Même circonspection quand Houellebecq confie qu'il fut surpris quand il découvrit, sur le tard, le racisme obsessionnel de l’écrivain américain, alors que celui-ci est aussi visible que le nez au milieu de la figure. Certes, à première lecture, l’adolescent lambda (mais Houellebecq jeune était-il un adolescent lambda ?) n’est pas obligé de faire le parallèle entre les créatures de Lovecraft et les basanés, les sangs-mêlés et les métèques qui peuplaient les rues de New York, et que l’Américain abhorrait. Il peut aussi ne pas comprendre cette hantise du métissage que trahit une nouvelle comme Le Cauchemar d’Innssmouth. Mais il ne peut que constater que chez l’auteur, le rôle du méchant et de l’adorateur de cultes innommables revient toujours aux non WASP.

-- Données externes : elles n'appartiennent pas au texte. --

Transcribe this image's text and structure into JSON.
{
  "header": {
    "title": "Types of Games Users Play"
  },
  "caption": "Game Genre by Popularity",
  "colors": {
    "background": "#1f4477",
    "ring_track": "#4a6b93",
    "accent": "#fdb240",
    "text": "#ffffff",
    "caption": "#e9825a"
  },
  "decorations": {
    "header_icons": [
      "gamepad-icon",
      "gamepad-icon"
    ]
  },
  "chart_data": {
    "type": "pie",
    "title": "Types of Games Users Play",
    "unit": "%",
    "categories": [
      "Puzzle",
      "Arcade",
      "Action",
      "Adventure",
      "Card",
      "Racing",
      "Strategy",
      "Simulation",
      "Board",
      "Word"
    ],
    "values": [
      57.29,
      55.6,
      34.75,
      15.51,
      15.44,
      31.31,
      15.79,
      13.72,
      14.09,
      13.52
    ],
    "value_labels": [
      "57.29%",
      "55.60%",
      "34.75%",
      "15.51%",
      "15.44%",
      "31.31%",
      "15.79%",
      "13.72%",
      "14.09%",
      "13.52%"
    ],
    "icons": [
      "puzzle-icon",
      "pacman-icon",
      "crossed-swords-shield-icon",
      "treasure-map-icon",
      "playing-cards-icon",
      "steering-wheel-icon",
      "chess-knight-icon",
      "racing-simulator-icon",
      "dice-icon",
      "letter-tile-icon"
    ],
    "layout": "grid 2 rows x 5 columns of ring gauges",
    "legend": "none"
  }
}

Un peu plus tard, aussi, on peut contester le jugement émis par Houellebecq à l’encontre du seul essai rédigé par Lovecraft, Epouvante et Surnaturel en Littérature. L’écrivain français y précise que ce texte ne laisse rien deviner sur les écrits à venir de l’homme de Providence. Mais c’est précisément tout le contraire. Dans cette histoire de la littérature fantastique, l’Américain ne cesse de distribuer bons et mauvais points aux auteurs qui l’ont précédé, louant tous ceux qui annonçaient son œuvre et snobant systématiquement les autres. Cet essai avait une valeur programmatique. A égalité avec son abondante correspondance, il est le texte qui aide le mieux à décrypter l’auteur.

Mais maintenant, pour comprendre Lovecraft, il y a aussi ce livre de Houellebecq. Et, les détails susmentionnés mis à part, H.P. Lovecraft, Contre le Monde, Contre la Vie est éclairant et excellent. Rien d’étonnant, serait-on tenté de dire, tant les deux hommes, qui ont tous deux commencé par la poésie avant de se tourner vers la fiction, semblent partager ce profil d’écrivain froid, pessimiste, antipathique et contraire au politiquement correct. Mais cette similitude n’est qu’apparence. Pour bien estimer un pair, il vaut mieux ne pas trop lui ressembler. Alors que le Français est devenu un personnage public et médiatique doublé d'un provocateur, l’Américain était un homme affable, généreux, réservé et gentil qui ne connut jamais la célébrité de son vivant. Sa haine et son racisme viscéral n’apparaissaient tels quels que dans ses lettres, ainsi, de manière sublimée, que dans son œuvre.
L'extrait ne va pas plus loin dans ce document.